OpenAIは、AIコーディング支援サービス「Codex」と連携する専用キーボード「Codex Micro」を発売した。限定生産の協業モデルで、同社がハードウェア分野での展開を本格化させる動きとして注目される。
米TechCrunchが15日(現地時間)に報じた。価格は230ドル(約3万4500円)。ChatGPTユーザーが複数のAIコーディングエージェントを専用デバイス上で操作・管理できるようにした。
OpenAIは、キーボード専門デザイナーのワーク・ラウダーと協業してCodex Microを設計した。コードの作成や実行を半自律的に進めるコーディングエージェントを扱うことを想定した新しい操作系を採用したという。
本体には、各エージェントの状態を示す発光式の「エージェントキー」を搭載する。Codex向けのショートカットキーに加え、一般的な作業フローを実行するジョイスティックも備えた。
特定タスクにおけるエージェントの推論レベルを調整するダイヤルも搭載した。タスクに割り当てる時間や計算資源の規模を調整できるとしている。
ユーザーはスマートフォンやデスクトップアプリの代わりに、このデバイスをエージェント運用の操作ハブとして使える。
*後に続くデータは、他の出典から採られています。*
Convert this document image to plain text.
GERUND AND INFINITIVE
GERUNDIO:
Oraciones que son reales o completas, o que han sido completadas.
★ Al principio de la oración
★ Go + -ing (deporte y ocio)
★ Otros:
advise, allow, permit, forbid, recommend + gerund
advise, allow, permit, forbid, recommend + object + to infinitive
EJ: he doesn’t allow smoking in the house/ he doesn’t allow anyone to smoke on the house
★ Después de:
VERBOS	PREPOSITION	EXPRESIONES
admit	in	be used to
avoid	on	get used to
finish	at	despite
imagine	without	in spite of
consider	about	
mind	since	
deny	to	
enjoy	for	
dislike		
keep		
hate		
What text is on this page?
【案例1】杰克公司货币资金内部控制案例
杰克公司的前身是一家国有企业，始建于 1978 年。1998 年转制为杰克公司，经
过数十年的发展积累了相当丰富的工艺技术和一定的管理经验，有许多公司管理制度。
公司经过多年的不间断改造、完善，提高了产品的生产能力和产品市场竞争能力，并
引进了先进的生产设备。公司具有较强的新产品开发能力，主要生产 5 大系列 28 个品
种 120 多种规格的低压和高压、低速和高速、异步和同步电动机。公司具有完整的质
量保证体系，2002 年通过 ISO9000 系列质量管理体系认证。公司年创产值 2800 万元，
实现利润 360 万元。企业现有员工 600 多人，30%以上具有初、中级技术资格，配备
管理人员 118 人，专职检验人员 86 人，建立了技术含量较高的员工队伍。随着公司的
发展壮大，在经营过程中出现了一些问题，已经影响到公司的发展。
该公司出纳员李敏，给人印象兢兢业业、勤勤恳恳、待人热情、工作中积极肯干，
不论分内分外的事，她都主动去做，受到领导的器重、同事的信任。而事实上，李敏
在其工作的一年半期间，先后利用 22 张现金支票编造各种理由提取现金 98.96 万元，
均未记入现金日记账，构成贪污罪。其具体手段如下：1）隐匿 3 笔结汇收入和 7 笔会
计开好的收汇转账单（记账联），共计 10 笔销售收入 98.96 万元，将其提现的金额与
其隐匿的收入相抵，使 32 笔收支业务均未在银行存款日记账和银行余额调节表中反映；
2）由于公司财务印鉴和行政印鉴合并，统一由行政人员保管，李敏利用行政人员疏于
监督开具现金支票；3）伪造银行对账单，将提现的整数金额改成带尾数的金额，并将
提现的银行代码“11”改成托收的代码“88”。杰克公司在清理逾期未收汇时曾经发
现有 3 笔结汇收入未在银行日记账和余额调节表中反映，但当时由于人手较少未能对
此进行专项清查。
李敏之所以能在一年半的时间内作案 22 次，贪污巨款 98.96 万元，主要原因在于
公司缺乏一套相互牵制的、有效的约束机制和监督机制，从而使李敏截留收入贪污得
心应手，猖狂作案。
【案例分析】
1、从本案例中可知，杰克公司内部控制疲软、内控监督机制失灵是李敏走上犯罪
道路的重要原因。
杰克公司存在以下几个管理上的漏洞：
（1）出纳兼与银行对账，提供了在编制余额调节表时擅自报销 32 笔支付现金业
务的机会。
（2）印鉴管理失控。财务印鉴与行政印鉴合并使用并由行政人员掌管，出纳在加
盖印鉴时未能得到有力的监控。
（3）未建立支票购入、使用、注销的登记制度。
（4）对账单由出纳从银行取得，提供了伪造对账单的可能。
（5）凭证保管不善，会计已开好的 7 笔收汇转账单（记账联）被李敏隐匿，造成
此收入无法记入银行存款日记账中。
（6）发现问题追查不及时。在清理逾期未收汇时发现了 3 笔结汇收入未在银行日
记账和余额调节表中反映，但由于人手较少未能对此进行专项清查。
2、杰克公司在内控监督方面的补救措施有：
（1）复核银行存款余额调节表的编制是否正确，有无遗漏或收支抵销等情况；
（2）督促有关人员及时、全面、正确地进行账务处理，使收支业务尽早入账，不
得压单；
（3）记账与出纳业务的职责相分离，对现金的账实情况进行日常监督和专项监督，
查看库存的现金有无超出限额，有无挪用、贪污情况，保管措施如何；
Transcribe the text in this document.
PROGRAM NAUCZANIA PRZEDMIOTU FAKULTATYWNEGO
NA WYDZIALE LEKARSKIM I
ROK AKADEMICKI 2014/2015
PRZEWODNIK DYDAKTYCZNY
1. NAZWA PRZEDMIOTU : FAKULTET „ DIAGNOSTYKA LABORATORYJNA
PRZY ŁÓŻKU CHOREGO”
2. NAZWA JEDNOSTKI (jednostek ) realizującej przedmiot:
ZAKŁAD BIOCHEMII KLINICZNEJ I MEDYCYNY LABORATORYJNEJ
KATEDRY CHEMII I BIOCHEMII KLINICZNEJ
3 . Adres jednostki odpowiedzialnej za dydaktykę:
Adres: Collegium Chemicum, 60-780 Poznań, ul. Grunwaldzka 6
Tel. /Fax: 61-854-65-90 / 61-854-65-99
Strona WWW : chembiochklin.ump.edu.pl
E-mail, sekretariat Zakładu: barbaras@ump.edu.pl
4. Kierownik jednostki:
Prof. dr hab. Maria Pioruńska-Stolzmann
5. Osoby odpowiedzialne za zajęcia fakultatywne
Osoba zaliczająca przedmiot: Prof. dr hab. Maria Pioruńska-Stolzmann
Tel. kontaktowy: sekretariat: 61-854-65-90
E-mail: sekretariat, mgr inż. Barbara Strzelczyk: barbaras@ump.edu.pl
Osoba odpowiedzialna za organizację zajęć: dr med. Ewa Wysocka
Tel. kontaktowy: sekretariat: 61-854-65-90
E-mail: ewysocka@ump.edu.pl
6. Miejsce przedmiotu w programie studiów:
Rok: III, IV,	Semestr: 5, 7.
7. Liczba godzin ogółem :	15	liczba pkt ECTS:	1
製品の制御や設定はChatGPTのデスクトップアプリで行う。
TechCrunchによると、Codex Microは量産を前提とした主力製品というより、OpenAIのハードウェア参入を印象づける性格の強い製品だという。
これとは別に、さらに注目を集める未公表のハードウェアもあるとされる。ChatGPTと連携する画面非搭載の携帯型スマートスピーカーで、自走可能な機械要素を含むという。開発段階にあるため、詳細な仕様は変更される可能性がある。
この未発売デバイスの開発には、Apple出身のエンジニアが加わったと伝えられている。Appleは先週、OpenAIを提訴し、OpenAIの上級幹部が自社の機密情報を持ち出して独自ハードウェア開発に利用したと主張した。OpenAIは違法行為を否定している。